Author Interviews, Lancet, Melanoma, Weight Research / 14.02.2018
Another Obesity Paradox: Obese Males Have Survival Advantage in Melanoma
MedicalResearch.com Interview with:
Jennifer McQuade, M.D., lead author
Melanoma Medical Oncology
The University of Texas MD Anderson Cancer Center
MedicalResearch.com: What is the background for this study? What are the main findings?
Response: Melanoma is the most deadly of the common skin cancers, and for many years we lacked effective therapies for patients with disease that had spread (metastatic). Over the past 7 years, there has been FDA approval of 2 new classes of drugs that have dramatically improved the survival of patients with metastatic melanoma. Checkpoint inhibitor immunotherapies “take the brakes” off patients’ immune system to allow the immune system to eliminate the cancer. Targeted therapies turn off key molecules expressed by some tumors (BRAF mutant) that they rely on for sustained growth and division.
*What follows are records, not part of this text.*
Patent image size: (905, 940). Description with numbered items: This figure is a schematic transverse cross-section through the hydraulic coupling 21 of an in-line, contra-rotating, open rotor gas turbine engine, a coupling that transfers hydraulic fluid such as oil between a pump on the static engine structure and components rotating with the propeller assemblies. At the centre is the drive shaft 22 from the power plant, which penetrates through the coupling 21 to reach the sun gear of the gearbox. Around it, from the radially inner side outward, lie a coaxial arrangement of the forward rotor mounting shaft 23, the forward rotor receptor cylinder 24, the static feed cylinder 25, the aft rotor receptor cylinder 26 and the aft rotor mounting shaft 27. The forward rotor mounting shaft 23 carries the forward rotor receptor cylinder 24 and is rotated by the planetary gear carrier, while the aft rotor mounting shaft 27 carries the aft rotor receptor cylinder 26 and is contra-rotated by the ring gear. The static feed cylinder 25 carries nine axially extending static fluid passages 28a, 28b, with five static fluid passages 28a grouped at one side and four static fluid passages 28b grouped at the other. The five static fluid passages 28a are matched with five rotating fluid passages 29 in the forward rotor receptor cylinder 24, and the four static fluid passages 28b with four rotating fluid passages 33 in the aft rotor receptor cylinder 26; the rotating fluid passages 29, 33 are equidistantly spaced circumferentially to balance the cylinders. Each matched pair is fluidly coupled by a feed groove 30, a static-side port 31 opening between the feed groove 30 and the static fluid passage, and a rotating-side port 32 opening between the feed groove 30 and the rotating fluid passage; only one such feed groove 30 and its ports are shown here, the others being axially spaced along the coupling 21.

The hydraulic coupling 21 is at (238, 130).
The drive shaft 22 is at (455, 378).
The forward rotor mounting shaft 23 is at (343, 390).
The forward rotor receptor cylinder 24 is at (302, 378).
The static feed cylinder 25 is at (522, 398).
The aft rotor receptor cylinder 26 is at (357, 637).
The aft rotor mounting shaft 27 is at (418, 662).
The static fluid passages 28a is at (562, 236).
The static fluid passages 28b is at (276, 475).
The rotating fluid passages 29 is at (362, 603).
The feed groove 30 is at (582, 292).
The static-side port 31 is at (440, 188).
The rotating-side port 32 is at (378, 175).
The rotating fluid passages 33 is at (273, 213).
While these types of therapies can result in dramatic long-term disease control in some patients, others may not have any shrinkage of their tumors. Some differences may lie in the tumors themselves, but there is also increasing evidence that “host” factors such as the microbiome and lifestyle choices might influence outcomes in cancer patients.
Obesity has been associated with an increased risk of many cancers, and is in fact poised to overtake smoking as the leading preventable cause of cancer. One of the ways that obesity may increase tumor growth is by increasing levels of insulin and other growth factors which then activate a pathway called the PI3K pathway that leads to continued tumor growth. As that PI3K pathway has also been shown to cause resistance to targeted and immune therapies in melanoma, we hypothesized that obesity would be associated with worse outcomes in patients with metastatic melanoma treated with these therapies.